Nie tak miało wyglądać. Kiepski start Ange'a Postecoglou w nowym klubie
2025-09-18 10:01:09; Aktualizacja: 2 godziny temu
Ange Postecoglou od niedawna odpowiada za wyniki w Nottingham Forest. Początek jest daleki od wymarzonego. Zaczęło się od wysokiej porażki z Arsenalem, a w środowy wieczór nie mógł uwierzyć własnym oczom po tym, co się wydarzyło w rywalizacji z drugoligowym Swansea City.
Australijski szkoleniowiec przeżywał trudne miesiące. Do zakończenia poprzedniego sezonu przebywał w Tottenhamie. Z klubem wywalczył Puchar Ligi Europy, ale to nie przekonało władz, aby kontynuować współpracę.

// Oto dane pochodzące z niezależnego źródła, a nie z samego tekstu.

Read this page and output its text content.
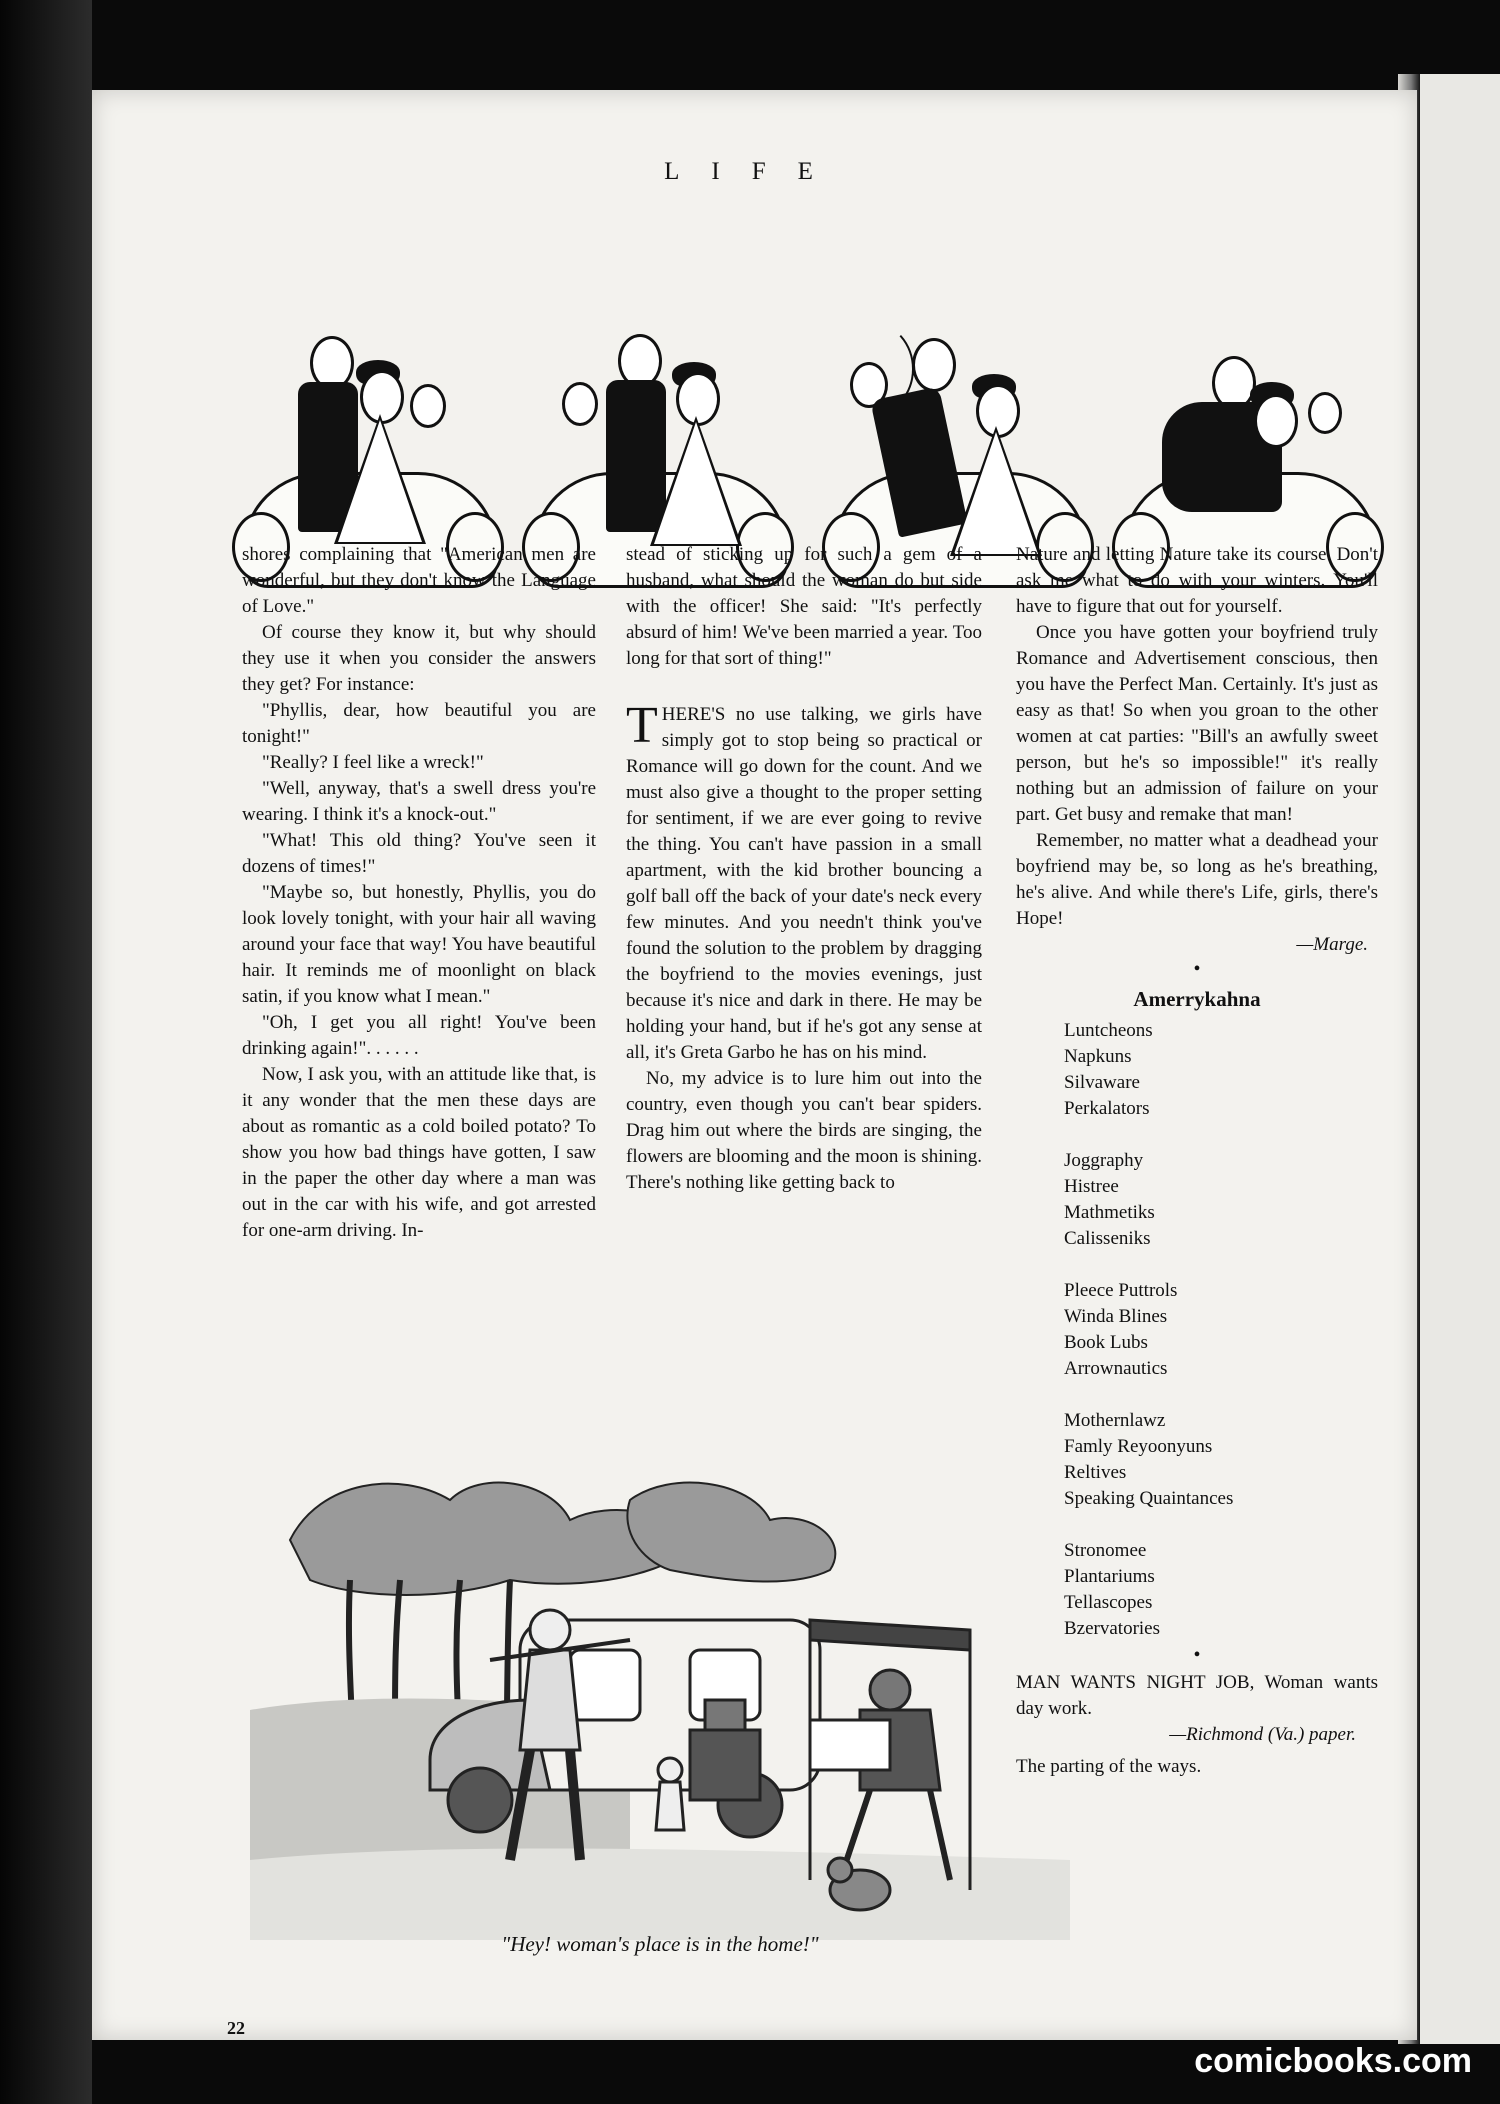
LIFE

shores complaining that "American men are wonderful, but they don't know the Language of Love."

Of course they know it, but why should they use it when you consider the answers they get? For instance:

"Phyllis, dear, how beautiful you are tonight!"

"Really? I feel like a wreck!"

"Well, anyway, that's a swell dress you're wearing. I think it's a knock-out."

"What! This old thing? You've seen it dozens of times!"

"Maybe so, but honestly, Phyllis, you do look lovely tonight, with your hair all waving around your face that way! You have beautiful hair. It reminds me of moonlight on black satin, if you know what I mean."

"Oh, I get you all right! You've been drinking again!". . . . . .

Now, I ask you, with an attitude like that, is it any wonder that the men these days are about as romantic as a cold boiled potato? To show you how bad things have gotten, I saw in the paper the other day where a man was out in the car with his wife, and got arrested for one-arm driving. In-

stead of sticking up for such a gem of a husband, what should the woman do but side with the officer! She said: "It's perfectly absurd of him! We've been married a year. Too long for that sort of thing!"

THERE'S no use talking, we girls have simply got to stop being so practical or Romance will go down for the count. And we must also give a thought to the proper setting for sentiment, if we are ever going to revive the thing. You can't have passion in a small apartment, with the kid brother bouncing a golf ball off the back of your date's neck every few minutes. And you needn't think you've found the solution to the problem by dragging the boyfriend to the movies evenings, just because it's nice and dark in there. He may be holding your hand, but if he's got any sense at all, it's Greta Garbo he has on his mind.

No, my advice is to lure him out into the country, even though you can't bear spiders. Drag him out where the birds are singing, the flowers are blooming and the moon is shining. There's nothing like getting back to

Nature and letting Nature take its course. Don't ask me what to do with your winters. You'll have to figure that out for yourself.

Once you have gotten your boyfriend truly Romance and Advertisement conscious, then you have the Perfect Man. Certainly. It's just as easy as that! So when you groan to the other women at cat parties: "Bill's an awfully sweet person, but he's so impossible!" it's really nothing but an admission of failure on your part. Get busy and remake that man!

Remember, no matter what a deadhead your boyfriend may be, so long as he's breathing, he's alive. And while there's Life, girls, there's Hope!

—Marge.
•
Amerrykahna
Luntcheons
Napkuns
Silvaware
Perkalators
Joggraphy
Histree
Mathmetiks
Calisseniks
Pleece Puttrols
Winda Blines
Book Lubs
Arrownautics
Mothernlawz
Famly Reyoonyuns
Reltives
Speaking Quaintances
Stronomee
Plantariums
Tellascopes
Bzervatories
•
MAN WANTS NIGHT JOB, Woman wants day work.
—Richmond (Va.) paper.
The parting of the ways.
"Hey! woman's place is in the home!"

22

comicbooks.com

Wpływ na taki stan rzeczy miała przede wszystkim kiepska pozycja w Premier League. Drużyna wylądowała na ostatnim bezpiecznym miejscu w tabeli.

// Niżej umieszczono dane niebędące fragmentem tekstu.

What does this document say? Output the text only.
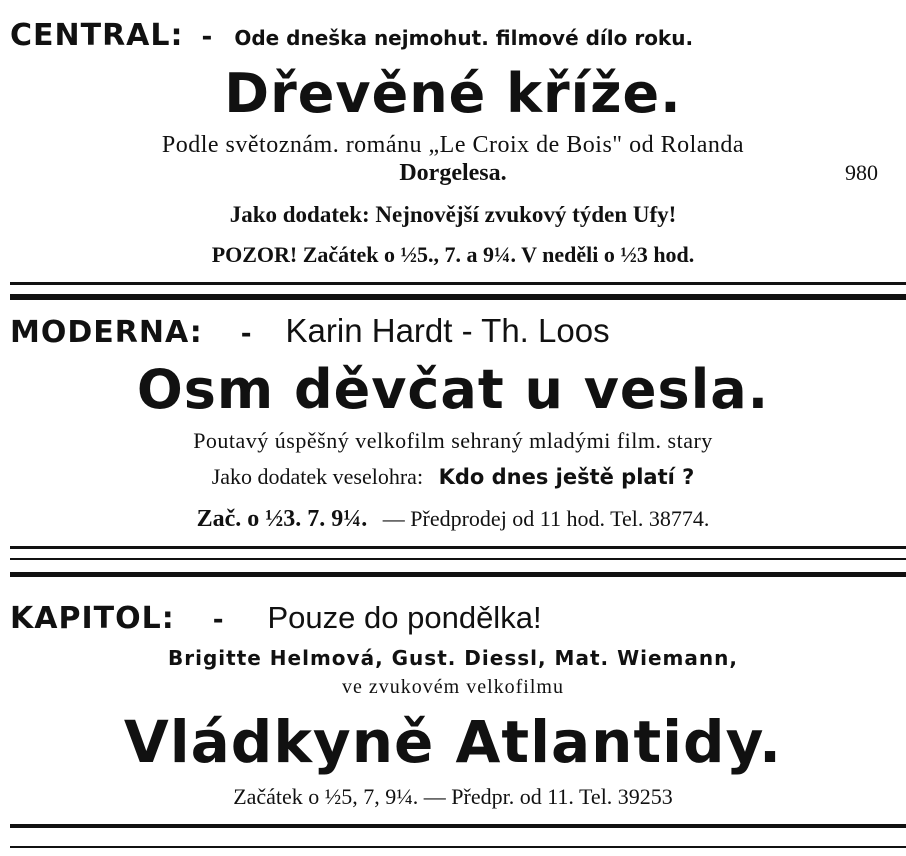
CENTRAL: - Ode dneška nejmohut. filmové dílo roku.
Dřevěné kříže.
Podle světoznám. románu „Le Croix de Bois" od Rolanda
Dorgelesa.	980
Jako dodatek: Nejnovější zvukový týden Ufy!
POZOR! Začátek o ½5., 7. a 9¼. V neděli o ½3 hod.
MODERNA: - Karin Hardt - Th. Loos
Osm děvčat u vesla.
Poutavý úspěšný velkofilm sehraný mladými film. stary
Jako dodatek veselohra: Kdo dnes ještě platí ?
Zač. o ½3. 7. 9¼. — Předprodej od 11 hod. Tel. 38774.
KAPITOL: - Pouze do pondělka!
Brigitte Helmová, Gust. Diessl, Mat. Wiemann,
ve zvukovém velkofilmu
Vládkyně Atlantidy.
Začátek o ½5, 7, 9¼. — Předpr. od 11. Tel. 39253
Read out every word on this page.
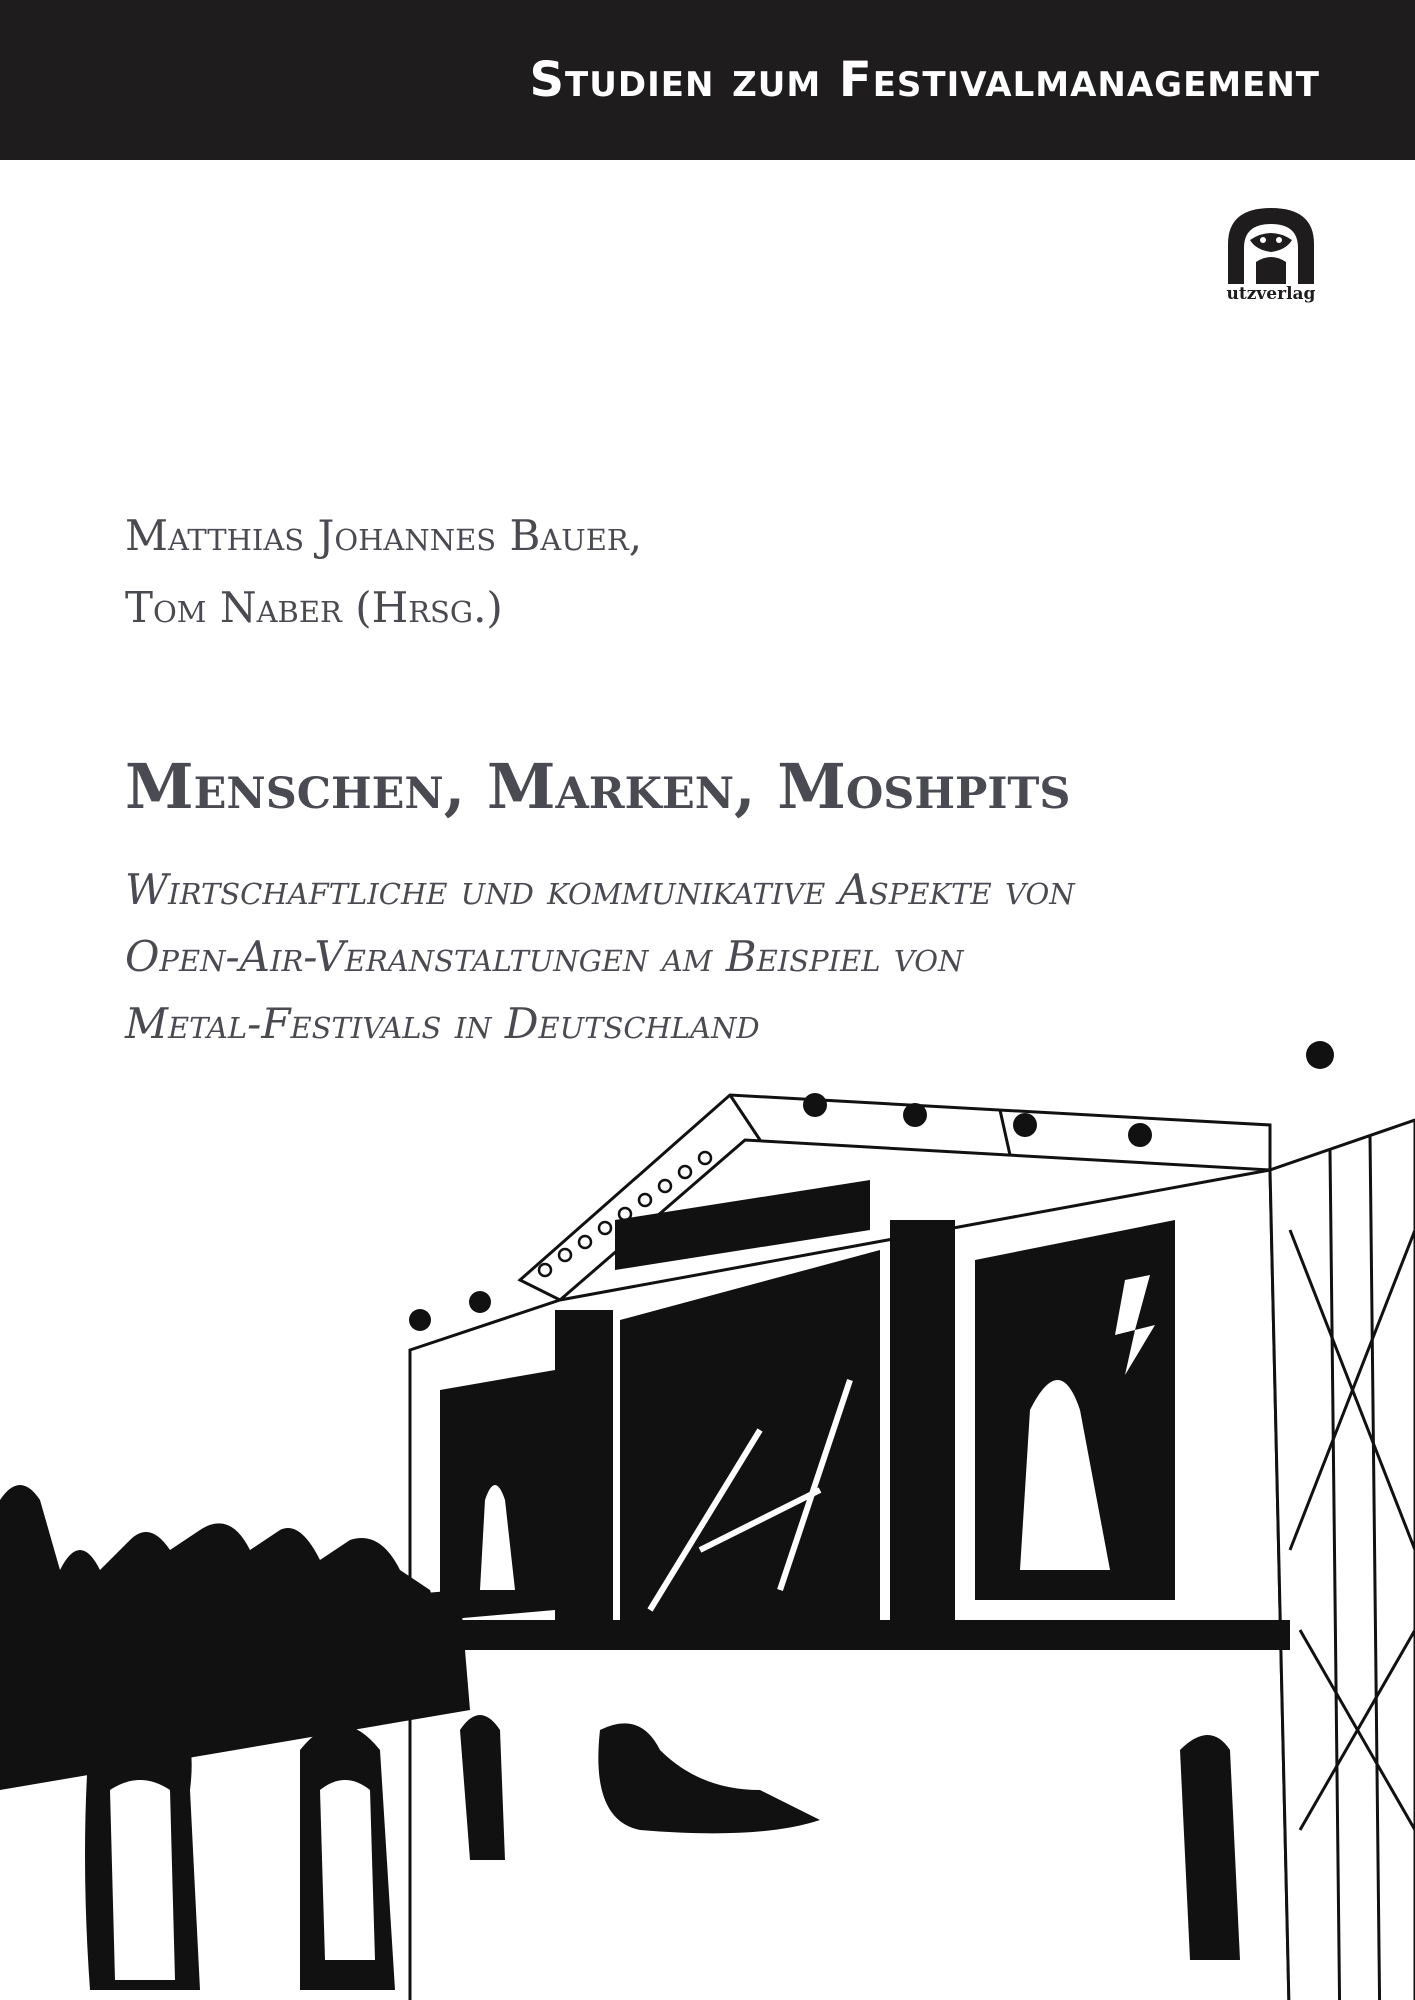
Studien zum Festivalmanagement
utzverlag
Matthias Johannes Bauer,
Tom Naber (Hrsg.)
Menschen, Marken, Moshpits
Wirtschaftliche und kommunikative Aspekte von
Open-Air-Veranstaltungen am Beispiel von
Metal-Festivals in Deutschland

60-latek wykorzystał okazję, aby powrócić do angielskiego futbolu. Objął funkcję szkoleniowca w Nottingham Forest po zwolnieniu Nuno Espirito Santo, którzy nie miał po drodze z zarządem przez politykę transferową.Popularne
Z pewnością Postecoglou marzył o znacznie lepszym początku. Musi jednak skupić się nad tym, jak przywrócić drużynę na tor zwycięstw.
Na ławce zadebiutował porażką 0:3 z Arsenalem. Taki rezultat można było wkalkulować, natomiast to, co wydarzyło się w rywalizacji o Puchar Ligi Angielskiej, wytłumaczyć już trudno.
Do 93. minuty Nottingham prowadziło 2:1 ze Swansea City, przedstawicielem Championship. Końcówka to istna katastrofa.
Przed ostatnim gwizdkiem sędziego zespół stracił dwa gole i ostatecznie odpadł z rywalizacji o trofeum. To trudne do zaakceptowania, zważywszy na ambicje „The Tricky Trees” w kontekście walki o trofea.
Uczestnik Ligi Europy musi próbować dalej, a przede wszystkim zacząć punktować w Premier League. Najbliższa okazja przydarzy się podczas rywalizacji z Burnley.